I tried to join a phone group, but Dov tould me that this is not a place to learn about jiddishkeit. I understand that, of course, it wasn't my intent for that. Maybe Dov said it, cos I mentioned that I am secular and that I simply afraid that I might not fit in. Dov suggested I go to a live SA group, I would benefit far more in a live group. So, no phone group. In some sense Dov is right, going to a phone group with bunch of frum guys, is sort of an escape for me to a world of big hats, long beards and mumblings, to a world that I don't know and the world I admire. Perhaps it would really be just another world, not my real world. And I have to let go of shame in a real world....

So I understand that.

And now the live SA group. Ok, I told my wife about my addiction. I told her on many occassions that I want to join a group too. Did I join a group? No, cos it didn't get so problematic. There was always some ground I could catch... So it never got bad to the point of hitting ground. And I didn't join a group.

Is it possible to make it on my own? Very, very hard - people say. There some who made it, nobody knows who... But who am I kidding.

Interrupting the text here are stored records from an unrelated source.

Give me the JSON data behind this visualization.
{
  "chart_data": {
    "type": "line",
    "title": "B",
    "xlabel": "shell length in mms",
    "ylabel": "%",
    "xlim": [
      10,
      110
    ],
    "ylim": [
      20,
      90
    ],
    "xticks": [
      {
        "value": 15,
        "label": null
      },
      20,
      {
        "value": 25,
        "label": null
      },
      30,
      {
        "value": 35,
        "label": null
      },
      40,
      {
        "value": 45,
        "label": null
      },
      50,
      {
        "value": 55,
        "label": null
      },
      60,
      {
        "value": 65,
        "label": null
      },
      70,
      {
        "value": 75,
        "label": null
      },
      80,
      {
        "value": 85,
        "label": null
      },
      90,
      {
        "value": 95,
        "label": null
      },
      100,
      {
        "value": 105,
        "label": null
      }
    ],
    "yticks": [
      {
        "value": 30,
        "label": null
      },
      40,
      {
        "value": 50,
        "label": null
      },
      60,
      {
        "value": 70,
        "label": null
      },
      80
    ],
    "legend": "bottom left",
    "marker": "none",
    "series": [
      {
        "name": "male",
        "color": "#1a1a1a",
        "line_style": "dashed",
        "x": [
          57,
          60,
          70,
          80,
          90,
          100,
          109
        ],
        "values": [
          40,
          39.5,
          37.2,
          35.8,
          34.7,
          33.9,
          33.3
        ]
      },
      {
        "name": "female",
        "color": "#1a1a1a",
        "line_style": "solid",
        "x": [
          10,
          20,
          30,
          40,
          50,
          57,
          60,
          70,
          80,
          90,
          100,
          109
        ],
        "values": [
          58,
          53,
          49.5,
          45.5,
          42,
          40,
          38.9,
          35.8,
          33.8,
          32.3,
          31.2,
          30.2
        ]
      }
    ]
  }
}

But one of the main things is to get out of myself. And my wife works, takes care of our baby, we renovated our apartment and she inscribed herself in to another study to keep her job.
So I work, pray, read, try to run and I post here. Trying to be a good husband and a good dad. Going to treatment and taking my wife to treatment too, cos there is no going alone - the spouse must go through the treatment too, is very selfish. As I see it...

So if you excuse me all, I will go and act out... Ok, that is a joke. It did get a bit depressing in the middle there.

But the way I see it is, that I am helpless, but I am not hopeless. So a new day. Perhaps a good day to join a group...

All the best to you guys and thanks...

P.S. Why do people dislike Marie Luize!?
Last Edit: 14 Jan 2014 13:46 by yehoshua.